Kiwi orchards in Ilam writes another quite surprising chapter in the invention of new local income sources. Brought to the district by just one local who happened to visit a demonstration site at Godavari three years ago, Kiwi is now grown by 1300 plus farmers in 36 VDCs! In Dolakha, local farmers know too exactly how the popularity of this exotic green fruit could grow that quickly. There the story is the same. Once mature, a Kiwi tree can yield fruit for at least forty years; it requires little work and nurturing; and in Dolakha one kilo of fruit fetches 600 Nr. per kilo, on export markets up to 2,500 kilos! One VDC has made it mandatory for every household to keep a kiwi tree for the same reason, and with the ample proof of profitability, few hesitate!
Ostriches is perhaps the most exotic new invention in the area of meat farming. It’s also a strong money-maker and once again, it took only one entrepreneurial soul to prove it. Ostrich Nepal opened up just six years ago, starting with merely 1,500 ostrich eggs flown in from Australia. Why such a novel idea in a country where most are used to chicken as far as poultry is concerned? Well, the owner and initiator, C. P. Sharma, sensed an exploding demand for meat – something that has followed with a growing middle-class not least in Kathmandu – and sure enough, now Nepal Ostrich runs three farms in Rupandehi, recently starting up a fourth in neighboring Dang. The sale is up too and to its further credit, the company employs 62 people!
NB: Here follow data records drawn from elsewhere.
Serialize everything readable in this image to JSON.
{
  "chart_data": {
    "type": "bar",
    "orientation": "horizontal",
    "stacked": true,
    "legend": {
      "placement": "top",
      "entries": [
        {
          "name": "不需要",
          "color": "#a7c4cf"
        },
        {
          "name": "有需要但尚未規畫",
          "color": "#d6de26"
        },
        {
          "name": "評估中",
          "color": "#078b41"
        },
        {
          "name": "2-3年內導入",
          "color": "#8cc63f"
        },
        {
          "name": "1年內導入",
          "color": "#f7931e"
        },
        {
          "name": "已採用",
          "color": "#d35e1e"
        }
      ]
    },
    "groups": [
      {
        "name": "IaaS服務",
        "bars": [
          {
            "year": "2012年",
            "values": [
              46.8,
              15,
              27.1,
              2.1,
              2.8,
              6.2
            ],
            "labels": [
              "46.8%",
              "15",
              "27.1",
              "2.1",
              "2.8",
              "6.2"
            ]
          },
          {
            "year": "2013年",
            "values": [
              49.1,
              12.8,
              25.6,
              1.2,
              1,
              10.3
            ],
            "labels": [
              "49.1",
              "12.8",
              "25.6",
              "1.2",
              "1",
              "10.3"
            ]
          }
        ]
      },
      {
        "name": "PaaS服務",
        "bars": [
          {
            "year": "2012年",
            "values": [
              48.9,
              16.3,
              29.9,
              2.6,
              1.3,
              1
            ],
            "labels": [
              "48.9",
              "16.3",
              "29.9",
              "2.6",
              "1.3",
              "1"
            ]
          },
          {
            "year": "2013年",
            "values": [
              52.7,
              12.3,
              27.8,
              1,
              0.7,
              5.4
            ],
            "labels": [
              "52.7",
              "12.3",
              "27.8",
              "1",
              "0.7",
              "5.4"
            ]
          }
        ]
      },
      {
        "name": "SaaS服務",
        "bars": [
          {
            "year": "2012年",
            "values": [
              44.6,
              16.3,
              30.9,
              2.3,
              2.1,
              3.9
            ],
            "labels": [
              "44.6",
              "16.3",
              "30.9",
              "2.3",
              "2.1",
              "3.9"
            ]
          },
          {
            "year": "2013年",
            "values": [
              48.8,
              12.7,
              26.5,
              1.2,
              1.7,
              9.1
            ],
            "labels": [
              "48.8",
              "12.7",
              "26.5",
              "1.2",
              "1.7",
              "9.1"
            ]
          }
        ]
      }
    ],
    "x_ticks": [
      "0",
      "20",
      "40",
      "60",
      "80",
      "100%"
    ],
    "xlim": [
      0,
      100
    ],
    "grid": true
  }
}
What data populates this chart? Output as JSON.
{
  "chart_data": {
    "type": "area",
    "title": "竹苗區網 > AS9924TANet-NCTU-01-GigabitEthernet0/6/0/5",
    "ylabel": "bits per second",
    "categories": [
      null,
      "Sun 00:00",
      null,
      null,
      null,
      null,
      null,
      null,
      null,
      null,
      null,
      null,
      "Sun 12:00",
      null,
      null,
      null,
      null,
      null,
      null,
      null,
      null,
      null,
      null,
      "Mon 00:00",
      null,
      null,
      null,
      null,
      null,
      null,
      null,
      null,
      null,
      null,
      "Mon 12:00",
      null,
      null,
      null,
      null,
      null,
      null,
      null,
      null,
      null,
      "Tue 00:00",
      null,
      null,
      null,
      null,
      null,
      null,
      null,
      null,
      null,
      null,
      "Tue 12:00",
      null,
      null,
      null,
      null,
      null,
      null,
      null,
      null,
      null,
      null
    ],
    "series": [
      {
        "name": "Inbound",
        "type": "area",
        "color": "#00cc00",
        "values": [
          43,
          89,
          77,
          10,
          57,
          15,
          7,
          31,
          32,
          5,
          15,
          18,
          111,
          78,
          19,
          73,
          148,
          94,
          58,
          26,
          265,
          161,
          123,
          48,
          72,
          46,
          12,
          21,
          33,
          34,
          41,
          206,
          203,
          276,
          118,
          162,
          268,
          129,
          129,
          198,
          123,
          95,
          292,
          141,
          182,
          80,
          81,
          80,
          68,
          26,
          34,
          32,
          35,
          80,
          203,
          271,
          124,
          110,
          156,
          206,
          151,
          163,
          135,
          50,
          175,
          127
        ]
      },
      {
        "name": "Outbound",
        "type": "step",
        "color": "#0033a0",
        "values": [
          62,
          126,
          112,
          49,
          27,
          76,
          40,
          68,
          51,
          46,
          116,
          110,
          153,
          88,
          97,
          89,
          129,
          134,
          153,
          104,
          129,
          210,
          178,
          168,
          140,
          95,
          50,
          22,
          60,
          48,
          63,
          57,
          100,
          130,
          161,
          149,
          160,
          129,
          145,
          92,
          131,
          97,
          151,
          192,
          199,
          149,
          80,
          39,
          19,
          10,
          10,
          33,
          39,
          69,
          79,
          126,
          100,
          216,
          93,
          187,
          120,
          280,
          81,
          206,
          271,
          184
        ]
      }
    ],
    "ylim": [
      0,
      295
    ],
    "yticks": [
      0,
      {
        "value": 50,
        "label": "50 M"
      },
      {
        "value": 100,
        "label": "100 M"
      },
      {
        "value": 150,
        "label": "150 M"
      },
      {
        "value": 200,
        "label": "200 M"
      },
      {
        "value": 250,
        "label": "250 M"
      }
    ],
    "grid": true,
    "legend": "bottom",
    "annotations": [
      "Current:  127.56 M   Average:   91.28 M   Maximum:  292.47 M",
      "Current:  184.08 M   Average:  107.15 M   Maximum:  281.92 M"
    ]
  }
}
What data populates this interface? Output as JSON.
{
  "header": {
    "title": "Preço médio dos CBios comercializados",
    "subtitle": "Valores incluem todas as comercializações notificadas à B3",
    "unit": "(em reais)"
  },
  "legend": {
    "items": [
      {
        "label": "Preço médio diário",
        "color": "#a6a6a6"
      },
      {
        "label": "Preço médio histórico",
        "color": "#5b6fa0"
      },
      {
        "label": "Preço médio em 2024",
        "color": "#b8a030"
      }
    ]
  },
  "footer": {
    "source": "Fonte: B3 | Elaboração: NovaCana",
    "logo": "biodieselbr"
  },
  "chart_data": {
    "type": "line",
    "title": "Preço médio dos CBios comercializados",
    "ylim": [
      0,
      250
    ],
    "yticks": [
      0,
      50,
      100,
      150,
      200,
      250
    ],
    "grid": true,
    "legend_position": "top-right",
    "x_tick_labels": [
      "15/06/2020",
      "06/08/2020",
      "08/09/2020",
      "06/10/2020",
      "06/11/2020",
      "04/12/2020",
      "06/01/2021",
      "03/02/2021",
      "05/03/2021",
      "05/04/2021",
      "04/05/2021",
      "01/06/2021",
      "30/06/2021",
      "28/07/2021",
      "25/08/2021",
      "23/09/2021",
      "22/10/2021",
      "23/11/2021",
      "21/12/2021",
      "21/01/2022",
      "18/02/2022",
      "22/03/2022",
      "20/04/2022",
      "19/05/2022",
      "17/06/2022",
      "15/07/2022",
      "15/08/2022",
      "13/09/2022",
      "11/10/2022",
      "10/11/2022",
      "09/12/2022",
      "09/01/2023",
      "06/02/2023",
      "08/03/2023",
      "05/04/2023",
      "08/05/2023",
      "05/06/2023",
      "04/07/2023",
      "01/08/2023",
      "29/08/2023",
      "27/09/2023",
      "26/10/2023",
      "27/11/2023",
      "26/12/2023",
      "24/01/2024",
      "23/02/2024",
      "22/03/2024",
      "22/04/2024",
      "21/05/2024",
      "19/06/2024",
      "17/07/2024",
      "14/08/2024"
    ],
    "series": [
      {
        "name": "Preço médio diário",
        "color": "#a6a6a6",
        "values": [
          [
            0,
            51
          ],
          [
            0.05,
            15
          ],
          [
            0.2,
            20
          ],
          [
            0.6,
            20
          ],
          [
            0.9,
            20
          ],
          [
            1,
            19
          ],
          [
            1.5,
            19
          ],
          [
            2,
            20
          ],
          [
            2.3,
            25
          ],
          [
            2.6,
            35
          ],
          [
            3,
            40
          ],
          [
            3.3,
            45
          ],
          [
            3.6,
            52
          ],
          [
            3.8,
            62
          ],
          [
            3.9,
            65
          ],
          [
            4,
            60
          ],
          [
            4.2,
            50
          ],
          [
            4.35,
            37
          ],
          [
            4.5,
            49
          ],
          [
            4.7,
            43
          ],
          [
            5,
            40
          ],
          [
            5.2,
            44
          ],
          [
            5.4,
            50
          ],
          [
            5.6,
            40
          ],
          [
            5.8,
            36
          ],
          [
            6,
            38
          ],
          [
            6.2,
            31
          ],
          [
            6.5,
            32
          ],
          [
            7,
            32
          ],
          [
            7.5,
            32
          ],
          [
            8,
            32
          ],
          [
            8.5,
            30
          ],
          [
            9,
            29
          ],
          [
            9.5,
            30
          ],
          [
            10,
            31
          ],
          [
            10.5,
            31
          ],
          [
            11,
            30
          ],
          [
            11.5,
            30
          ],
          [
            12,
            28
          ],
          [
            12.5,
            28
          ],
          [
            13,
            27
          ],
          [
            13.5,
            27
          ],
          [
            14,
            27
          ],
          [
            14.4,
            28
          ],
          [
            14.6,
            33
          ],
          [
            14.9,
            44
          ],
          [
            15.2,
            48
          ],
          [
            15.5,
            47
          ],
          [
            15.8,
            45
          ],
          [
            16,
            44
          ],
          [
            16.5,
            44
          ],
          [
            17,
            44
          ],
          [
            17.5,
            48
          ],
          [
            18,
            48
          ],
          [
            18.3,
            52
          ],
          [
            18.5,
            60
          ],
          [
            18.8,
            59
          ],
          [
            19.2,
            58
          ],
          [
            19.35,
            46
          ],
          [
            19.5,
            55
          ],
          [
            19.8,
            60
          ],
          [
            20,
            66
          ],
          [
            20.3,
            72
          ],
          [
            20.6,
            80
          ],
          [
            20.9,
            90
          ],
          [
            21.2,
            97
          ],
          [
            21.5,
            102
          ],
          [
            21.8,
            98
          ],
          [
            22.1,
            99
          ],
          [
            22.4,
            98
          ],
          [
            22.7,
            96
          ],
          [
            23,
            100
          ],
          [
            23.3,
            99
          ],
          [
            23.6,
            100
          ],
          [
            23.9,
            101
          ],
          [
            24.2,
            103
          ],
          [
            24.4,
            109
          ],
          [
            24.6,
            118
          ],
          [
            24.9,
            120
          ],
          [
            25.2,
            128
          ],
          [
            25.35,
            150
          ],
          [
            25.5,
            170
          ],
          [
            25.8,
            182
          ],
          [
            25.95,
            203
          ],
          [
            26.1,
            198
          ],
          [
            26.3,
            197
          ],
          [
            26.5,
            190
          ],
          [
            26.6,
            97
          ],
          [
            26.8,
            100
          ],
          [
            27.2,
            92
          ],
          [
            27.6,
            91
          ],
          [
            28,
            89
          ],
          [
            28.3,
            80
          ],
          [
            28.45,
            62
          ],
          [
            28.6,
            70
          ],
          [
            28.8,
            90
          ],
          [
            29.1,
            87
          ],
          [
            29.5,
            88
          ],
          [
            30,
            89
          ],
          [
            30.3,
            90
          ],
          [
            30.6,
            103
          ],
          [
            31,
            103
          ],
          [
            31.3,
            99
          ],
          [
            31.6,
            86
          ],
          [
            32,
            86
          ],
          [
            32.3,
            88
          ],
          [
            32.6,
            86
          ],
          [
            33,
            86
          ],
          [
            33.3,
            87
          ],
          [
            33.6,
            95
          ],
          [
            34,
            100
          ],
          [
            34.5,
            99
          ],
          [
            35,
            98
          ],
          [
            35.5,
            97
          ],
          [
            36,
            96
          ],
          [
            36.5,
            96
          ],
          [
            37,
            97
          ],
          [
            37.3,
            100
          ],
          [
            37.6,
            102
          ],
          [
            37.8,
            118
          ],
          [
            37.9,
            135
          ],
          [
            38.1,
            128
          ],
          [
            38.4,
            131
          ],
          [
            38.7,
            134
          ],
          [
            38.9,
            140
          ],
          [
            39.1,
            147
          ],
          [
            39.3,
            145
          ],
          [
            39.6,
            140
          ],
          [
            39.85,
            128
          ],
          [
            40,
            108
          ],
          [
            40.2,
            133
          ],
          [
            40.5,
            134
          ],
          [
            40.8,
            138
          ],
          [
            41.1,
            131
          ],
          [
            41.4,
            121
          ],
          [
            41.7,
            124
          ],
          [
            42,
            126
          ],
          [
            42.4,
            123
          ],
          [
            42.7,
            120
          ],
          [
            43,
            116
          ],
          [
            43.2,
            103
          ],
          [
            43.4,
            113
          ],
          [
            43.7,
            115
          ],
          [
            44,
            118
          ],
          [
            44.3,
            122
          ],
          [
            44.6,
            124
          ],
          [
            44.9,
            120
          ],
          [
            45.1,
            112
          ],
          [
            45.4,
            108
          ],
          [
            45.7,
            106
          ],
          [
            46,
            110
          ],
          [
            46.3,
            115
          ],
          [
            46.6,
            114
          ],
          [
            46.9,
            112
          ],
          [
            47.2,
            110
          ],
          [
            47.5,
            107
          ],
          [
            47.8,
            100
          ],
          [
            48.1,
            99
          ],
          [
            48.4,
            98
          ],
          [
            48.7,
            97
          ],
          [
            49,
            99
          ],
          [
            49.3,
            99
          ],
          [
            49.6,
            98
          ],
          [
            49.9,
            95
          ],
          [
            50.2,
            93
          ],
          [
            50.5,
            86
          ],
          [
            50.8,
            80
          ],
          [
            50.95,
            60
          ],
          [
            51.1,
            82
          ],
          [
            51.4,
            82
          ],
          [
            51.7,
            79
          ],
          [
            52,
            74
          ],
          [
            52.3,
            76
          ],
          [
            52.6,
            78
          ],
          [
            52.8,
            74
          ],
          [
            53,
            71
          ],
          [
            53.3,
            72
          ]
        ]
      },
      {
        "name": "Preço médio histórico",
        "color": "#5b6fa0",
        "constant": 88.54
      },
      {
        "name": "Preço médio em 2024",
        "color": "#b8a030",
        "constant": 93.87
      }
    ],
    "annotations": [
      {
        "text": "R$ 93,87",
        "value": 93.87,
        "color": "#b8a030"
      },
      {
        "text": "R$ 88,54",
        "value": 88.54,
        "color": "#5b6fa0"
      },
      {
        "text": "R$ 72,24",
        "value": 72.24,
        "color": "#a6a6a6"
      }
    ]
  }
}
One more thing about ostrich farming – like most other ideas proving profitable, it is spreading. One kilo of ostrich meat fetches 1,500 Nr. on the market, even 2,000 during peak demand at Dashain, and that kind of income opportunity does not go unnoticed. Nepal Ostrich is now selling eggs and chicks to a number of up-coming ostrich farms while demonstrating usability and recipes to consumers. This February ostrich farming was even the main attraction at a trade fair in Dhadeldura!Meat is indeed just not chicken or even goats and buffalo, for that matter. If ostrich farming is the most exotic, here’s a close second in new initiatives: rabbit rearing! In Balambu west of Kathmandu, the owner of Nepal’s first commercial rabbit farm, Ujjwal Chapagain, has made rabbit meat take-off like a rocket on the city market. Middle-class, health-conscious consumers, and not least expats and tourists on the five-star hotels in Kathmandu, welcome rabbit meat for its many health benefits. Indeed, it tastes well, too. And what’s even greater from a rabbit farmer’s point of view is the fast rate of reproduction: one rabbit becomes 40 in just one year! Seeing the high potential, local farmers also from Dolakha and Sindhuli are starting up too.
It’s not only a willingness to take up new types of fruits and meat but also novel cultivation methods that now characterises local entrepreneurship. One of the big jumps that some farmers take is a courageous shift to organic farming: it’s a leap into the unknown – and uncertain – as many farmers have forgotten most of the techniques pre-dating modern use of fertilizer and pesticides. But once again, the health-conscious middle-class – a growing market – and individual farmers with an entrepreneurial drive have stimulated initiative. Even an idea of using human urine as natural fertilizer is spreading. One farmer just recently shifted to urine from the household toilet and witnessed to his amazement how his cabbage grew to double size and his income too – in one year! It didn’t take long before most villagers in his area started to collect their urine as well!Innovative wine-making with wild berries collected in the mountains – a steadily more lucrative business that’s now entering the export market too – and initiatives like experimenting with avocado growing, so far with promising initial results, even a shop based on old barter principles, exchanging vegetables and fruits for agro-input like seeds and fertilizer, are just a few of the many additional branches on the tree of local entrepreneurship in Nepal. Indeed, it’s not as spectacular and high-tech as the IT companies on the entrepreneurial stage in Kathmandu. But the willingness to take risks is clearly higher than in the more traditional rural communities of the past. The future will show how many more, new ideas will blossom in local Nepal.